Corsica’s lively culture is the product of centuries of maintained customs and richly expressed in music and crafts. The village fair, a showcase for the Corsican way of life with its winemaking tradition going back to antiquity and its gastronomy full of local flavours, is just one way of discovering and learning to love Corsica. And when in the night air you hear the "paghjelle", the traditional three-voice style of singing, it is the proud, fiery Corsican soul music that you are hearing.
Local language or "transformed Italian"?
This question is still the source of heated debates. The reality of the situation, however, is fairly easy to understand. All it takes is a short look at Corsican history. Human occupation of the island certainly dates to 7,000 or 8,000 BC, maybe even earlier. What language did our prehistoric ancestors speak? Unfortunately, we do not have any precise answers to the question, but linguists tell us that it was an old Mediterranean language common to the entire basin. Traces remaining in old place names are the main source of these observations.
By examining the similarities between the names of mountains or rivers in the countries running from the Iberian Peninsula to the Black Sea, identical linguistic bases have been identified.
The Corsican lexicon today still includes some of these very old words: a teppa (the heights), a tozza (rocky hill), u pentone (rock), u ghjacaru (dog), etc. These words are not from Latin, they are much older.

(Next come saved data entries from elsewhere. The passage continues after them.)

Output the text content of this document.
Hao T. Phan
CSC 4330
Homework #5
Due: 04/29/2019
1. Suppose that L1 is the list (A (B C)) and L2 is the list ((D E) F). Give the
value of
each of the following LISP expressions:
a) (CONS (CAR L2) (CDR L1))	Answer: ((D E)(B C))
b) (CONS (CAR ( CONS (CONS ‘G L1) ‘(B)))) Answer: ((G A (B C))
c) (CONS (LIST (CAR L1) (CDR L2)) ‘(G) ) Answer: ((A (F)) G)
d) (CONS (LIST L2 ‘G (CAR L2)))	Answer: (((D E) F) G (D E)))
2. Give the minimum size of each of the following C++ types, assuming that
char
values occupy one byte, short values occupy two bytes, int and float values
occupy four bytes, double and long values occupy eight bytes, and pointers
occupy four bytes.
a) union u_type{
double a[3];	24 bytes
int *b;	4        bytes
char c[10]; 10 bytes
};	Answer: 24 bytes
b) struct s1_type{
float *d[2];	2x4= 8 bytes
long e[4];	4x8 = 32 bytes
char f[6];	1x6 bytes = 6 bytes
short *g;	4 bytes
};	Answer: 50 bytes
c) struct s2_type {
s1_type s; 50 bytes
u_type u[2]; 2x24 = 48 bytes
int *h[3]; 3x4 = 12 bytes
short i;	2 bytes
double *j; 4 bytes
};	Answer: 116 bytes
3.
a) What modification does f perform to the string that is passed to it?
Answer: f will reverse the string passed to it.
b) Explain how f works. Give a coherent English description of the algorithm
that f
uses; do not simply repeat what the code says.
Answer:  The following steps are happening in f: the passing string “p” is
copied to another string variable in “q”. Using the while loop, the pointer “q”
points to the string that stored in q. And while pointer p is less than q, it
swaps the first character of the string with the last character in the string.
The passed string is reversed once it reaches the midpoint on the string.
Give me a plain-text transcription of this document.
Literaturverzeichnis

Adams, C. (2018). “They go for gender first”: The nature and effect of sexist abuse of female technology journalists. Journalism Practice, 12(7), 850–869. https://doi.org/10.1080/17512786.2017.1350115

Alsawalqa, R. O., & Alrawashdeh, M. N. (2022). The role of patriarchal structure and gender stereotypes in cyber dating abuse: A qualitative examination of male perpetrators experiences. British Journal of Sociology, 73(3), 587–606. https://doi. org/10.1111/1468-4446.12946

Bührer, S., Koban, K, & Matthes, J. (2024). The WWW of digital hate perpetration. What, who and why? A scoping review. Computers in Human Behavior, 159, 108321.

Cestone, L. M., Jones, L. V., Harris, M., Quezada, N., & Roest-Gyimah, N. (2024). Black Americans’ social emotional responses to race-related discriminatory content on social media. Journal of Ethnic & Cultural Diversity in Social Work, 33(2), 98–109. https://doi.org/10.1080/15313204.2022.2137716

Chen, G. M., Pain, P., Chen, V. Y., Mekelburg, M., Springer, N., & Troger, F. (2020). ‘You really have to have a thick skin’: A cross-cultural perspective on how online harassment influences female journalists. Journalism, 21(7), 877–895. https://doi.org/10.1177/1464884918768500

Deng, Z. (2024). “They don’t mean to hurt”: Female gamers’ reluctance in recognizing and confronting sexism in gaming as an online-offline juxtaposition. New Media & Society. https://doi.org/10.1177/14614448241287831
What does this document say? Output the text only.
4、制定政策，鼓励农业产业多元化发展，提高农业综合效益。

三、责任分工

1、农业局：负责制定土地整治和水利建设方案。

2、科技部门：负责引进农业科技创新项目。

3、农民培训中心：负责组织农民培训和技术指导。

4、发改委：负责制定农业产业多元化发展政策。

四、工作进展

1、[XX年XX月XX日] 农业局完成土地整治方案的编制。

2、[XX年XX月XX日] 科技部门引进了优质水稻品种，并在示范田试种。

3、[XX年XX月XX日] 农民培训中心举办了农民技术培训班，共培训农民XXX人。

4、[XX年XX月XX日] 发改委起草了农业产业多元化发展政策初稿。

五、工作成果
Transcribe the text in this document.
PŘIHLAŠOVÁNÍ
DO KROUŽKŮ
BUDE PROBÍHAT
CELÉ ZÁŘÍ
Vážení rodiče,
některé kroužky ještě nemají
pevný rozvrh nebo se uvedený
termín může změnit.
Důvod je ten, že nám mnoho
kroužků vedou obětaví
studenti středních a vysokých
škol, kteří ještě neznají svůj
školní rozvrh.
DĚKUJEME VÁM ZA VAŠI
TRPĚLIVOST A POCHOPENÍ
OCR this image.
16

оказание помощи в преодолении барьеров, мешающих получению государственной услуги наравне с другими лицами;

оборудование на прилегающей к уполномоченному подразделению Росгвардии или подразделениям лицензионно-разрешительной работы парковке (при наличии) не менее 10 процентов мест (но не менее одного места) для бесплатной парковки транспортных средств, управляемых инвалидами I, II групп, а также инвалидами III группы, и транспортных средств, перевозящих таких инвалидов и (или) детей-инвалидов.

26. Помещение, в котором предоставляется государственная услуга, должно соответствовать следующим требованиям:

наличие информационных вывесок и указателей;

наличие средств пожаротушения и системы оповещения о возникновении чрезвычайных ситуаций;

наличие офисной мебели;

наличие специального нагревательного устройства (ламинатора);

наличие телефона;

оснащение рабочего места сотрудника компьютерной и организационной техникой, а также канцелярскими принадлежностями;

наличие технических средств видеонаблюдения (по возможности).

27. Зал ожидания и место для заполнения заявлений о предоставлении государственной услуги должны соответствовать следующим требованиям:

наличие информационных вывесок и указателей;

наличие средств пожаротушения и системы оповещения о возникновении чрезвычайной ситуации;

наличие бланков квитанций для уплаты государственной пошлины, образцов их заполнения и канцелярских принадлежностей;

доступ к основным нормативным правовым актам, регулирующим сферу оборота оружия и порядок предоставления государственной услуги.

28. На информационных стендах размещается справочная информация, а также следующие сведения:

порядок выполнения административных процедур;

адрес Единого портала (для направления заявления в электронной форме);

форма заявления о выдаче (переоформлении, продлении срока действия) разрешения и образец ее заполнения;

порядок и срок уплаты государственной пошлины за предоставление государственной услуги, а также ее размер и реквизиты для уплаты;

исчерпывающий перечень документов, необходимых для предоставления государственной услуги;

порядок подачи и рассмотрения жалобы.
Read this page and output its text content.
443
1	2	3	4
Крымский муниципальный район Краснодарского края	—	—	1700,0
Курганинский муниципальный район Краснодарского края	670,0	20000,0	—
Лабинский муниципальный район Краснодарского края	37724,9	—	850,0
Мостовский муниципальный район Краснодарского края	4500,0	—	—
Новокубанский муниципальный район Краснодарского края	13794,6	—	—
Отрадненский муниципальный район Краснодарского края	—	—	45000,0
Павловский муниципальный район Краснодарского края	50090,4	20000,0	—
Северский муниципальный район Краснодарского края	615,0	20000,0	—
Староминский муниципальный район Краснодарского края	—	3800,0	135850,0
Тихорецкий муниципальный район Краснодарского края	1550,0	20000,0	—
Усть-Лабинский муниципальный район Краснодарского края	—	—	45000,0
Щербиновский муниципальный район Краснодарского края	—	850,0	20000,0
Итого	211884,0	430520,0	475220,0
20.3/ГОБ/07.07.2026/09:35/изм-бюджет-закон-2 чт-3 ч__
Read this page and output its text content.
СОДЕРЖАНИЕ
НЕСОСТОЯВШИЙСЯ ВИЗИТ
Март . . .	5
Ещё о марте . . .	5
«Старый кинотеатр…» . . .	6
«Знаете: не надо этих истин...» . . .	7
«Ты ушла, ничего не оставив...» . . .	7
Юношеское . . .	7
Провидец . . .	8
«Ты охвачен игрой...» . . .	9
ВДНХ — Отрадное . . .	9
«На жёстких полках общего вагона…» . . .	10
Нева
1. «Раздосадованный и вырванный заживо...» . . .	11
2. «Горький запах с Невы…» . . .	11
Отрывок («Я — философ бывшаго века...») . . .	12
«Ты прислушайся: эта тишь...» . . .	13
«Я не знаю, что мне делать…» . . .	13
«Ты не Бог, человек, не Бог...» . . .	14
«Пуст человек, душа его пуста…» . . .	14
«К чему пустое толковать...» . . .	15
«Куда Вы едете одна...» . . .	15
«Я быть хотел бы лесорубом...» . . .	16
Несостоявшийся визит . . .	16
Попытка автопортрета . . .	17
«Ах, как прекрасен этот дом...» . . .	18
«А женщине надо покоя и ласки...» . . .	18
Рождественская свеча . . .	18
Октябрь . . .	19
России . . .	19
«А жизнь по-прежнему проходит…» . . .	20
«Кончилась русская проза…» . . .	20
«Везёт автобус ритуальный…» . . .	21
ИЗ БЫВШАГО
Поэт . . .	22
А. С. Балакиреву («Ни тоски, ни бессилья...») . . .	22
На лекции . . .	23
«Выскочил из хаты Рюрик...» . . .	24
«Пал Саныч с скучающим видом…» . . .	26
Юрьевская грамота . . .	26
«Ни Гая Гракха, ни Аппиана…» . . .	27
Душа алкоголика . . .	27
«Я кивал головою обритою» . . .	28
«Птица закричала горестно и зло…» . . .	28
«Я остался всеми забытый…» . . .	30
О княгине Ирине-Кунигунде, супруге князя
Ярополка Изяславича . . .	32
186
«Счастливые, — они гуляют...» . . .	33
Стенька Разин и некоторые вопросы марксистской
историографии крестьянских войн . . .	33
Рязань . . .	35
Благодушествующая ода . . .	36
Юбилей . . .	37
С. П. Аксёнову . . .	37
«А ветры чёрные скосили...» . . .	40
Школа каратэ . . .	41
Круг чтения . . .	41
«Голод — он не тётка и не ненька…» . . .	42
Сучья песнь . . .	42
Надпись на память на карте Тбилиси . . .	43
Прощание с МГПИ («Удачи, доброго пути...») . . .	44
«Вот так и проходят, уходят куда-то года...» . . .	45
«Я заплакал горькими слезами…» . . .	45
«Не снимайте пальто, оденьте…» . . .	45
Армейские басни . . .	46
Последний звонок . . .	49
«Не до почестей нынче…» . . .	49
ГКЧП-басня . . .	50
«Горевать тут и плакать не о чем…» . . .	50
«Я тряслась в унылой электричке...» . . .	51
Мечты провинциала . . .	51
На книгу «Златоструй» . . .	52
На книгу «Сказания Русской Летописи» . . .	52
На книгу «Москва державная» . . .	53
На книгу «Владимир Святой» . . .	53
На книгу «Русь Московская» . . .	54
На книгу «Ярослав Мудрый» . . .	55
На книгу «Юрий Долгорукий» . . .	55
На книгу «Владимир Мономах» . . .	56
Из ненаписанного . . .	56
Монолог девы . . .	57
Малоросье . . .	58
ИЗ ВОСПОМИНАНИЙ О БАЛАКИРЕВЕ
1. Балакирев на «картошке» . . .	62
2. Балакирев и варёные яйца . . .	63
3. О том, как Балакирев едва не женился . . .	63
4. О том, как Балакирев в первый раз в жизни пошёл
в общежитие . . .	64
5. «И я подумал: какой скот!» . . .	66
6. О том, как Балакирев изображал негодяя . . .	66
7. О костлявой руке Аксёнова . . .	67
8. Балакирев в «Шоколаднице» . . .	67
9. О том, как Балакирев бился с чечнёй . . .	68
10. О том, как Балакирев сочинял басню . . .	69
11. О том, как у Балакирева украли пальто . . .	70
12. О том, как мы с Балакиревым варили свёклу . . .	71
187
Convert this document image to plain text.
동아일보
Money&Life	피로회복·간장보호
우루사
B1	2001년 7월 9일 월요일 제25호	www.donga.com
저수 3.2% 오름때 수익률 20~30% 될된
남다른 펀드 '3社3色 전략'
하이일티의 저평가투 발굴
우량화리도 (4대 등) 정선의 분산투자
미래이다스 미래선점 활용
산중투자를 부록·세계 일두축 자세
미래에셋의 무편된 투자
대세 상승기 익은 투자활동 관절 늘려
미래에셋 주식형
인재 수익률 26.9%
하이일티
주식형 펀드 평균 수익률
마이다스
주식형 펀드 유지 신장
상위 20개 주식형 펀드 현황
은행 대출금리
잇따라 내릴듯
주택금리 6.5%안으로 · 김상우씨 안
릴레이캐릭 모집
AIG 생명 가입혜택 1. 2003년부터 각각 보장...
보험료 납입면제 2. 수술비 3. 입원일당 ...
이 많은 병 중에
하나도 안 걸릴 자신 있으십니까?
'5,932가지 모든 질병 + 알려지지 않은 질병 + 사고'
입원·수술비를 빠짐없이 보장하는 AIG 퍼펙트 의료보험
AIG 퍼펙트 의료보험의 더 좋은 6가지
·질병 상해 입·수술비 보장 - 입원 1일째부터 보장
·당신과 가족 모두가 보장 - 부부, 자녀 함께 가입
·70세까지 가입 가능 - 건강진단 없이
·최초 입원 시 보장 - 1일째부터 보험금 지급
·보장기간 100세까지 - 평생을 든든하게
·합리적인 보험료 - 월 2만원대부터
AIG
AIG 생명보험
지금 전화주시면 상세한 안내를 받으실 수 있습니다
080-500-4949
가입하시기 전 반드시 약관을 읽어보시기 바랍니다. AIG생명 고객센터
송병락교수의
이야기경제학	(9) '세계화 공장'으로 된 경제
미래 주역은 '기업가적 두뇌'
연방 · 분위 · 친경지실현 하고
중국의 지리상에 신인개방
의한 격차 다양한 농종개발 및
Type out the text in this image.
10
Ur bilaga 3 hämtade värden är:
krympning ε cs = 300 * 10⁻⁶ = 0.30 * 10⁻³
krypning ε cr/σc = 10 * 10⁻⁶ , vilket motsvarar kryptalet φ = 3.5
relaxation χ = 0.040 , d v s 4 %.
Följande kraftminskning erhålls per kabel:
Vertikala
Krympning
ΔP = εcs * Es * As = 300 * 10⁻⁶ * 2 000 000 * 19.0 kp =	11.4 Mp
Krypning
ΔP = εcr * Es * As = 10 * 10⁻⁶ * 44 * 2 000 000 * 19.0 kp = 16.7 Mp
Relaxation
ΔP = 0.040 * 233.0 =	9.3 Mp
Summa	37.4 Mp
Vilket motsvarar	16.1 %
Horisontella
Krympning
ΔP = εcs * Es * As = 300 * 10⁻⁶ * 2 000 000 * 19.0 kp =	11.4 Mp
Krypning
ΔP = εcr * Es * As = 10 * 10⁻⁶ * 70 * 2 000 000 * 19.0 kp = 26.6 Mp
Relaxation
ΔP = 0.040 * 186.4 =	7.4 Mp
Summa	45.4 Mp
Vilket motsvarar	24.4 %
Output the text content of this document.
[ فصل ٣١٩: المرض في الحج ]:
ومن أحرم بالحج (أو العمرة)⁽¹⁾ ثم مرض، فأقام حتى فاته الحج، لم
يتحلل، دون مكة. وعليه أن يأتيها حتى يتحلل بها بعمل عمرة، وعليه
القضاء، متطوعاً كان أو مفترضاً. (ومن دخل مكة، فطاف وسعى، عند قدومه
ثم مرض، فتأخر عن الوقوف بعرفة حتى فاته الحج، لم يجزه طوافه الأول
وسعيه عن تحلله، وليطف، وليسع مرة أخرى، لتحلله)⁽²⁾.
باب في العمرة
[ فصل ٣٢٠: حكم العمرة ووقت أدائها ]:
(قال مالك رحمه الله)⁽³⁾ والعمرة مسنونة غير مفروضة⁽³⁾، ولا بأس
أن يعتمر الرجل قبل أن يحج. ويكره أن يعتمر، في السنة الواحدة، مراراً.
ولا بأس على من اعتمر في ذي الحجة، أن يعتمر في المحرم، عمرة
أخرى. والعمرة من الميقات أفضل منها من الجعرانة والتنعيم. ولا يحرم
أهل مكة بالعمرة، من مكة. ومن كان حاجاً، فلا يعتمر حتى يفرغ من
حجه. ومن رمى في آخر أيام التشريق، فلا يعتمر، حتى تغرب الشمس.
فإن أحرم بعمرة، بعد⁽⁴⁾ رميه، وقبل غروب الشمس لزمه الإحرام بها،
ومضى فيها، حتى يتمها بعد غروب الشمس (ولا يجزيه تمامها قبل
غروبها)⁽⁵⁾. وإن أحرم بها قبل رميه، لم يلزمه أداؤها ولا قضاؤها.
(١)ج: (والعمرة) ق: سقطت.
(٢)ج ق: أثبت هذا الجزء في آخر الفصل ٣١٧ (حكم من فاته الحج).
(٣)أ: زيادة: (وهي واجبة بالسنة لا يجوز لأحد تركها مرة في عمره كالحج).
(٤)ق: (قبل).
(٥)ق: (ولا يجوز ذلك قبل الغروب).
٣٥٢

Arrival of the Latin Language
In 260 BC began the Roman colonisation that little by little was to bring the Latin language to the island. It was to replace the old language and its thousands of years of history. Latin transformation was, of course, a slow process that was unequal in different areas: more quickly in the plains, areas of passage and colonisation, much slower in the back country away from the new civilisation. It was nonetheless massive and definitive.
Didorus of Sicily wrote in the 1st Century BC that "the barbarians who live on the island have a strange language that is very difficult to understand", in the 5th Century, at the fall of the Roman Empire, Corsica had undergone profound Romanisation, although it is hard to evaluate it on the linguistic level. Historians think that Latin transformation was complete by 600 or 700 AD.
Little by little, Latin spoken in Corsica was transformed into a Romance Language, the Corsican language, just as the Latin in other regions colonised by Rome gave rise to Portuguese, Spanish or Catalan, Provençal, Tuscan or Sicilian.
The Republic of Pisa and the Genoese Domination
When the Republic of Pisa came to administer Corsica in the 10th Century, the island language was already fully formed. From then on, the economic and cultural exchanges between Corsica and Pisa in the following centuries strengthened the resemblance between Corsican and Tuscan.
In the 14th Century, the island came under Genoese domination, but Tuscan continued to be the official written language in Corsica as it was the prestigious language of authors, poets and artists.
Until the French conquest in 1769, and even after that date until the middle of the 19th Century, Corsican, the local language directly derived from the Latin spoken on the island, was under the influence of the Tuscan language.
Transformation of the Corsican Language
Starting in 1850, France imposed its language in all civil and administrative documents. In 1880, with the beginning of free, secular, obligatory public schooling, in French, the usage of Corsican was counterbalanced. Forbidden in the administration and schools, outlawed and losing its status even among families, the Corsican language quickly lost ground.
In 1890, 1914 and from 1920 to 1940, reactions in defence of the language broke out with Santu Casanova, Saveriu Paoli and Ghjacumu Santu Versini, then among teams of militant writers.
After the Second World War, U Muntese, whose founder was Petru Ciavatti, took up the struggle until 1972, when political and cultural demands led to the founding of an immense protest movement. This "second renaissance" gave rise to a variety of artists, singers, musicians, poets and writers whose main motivation was the passionate defence of a threatened language.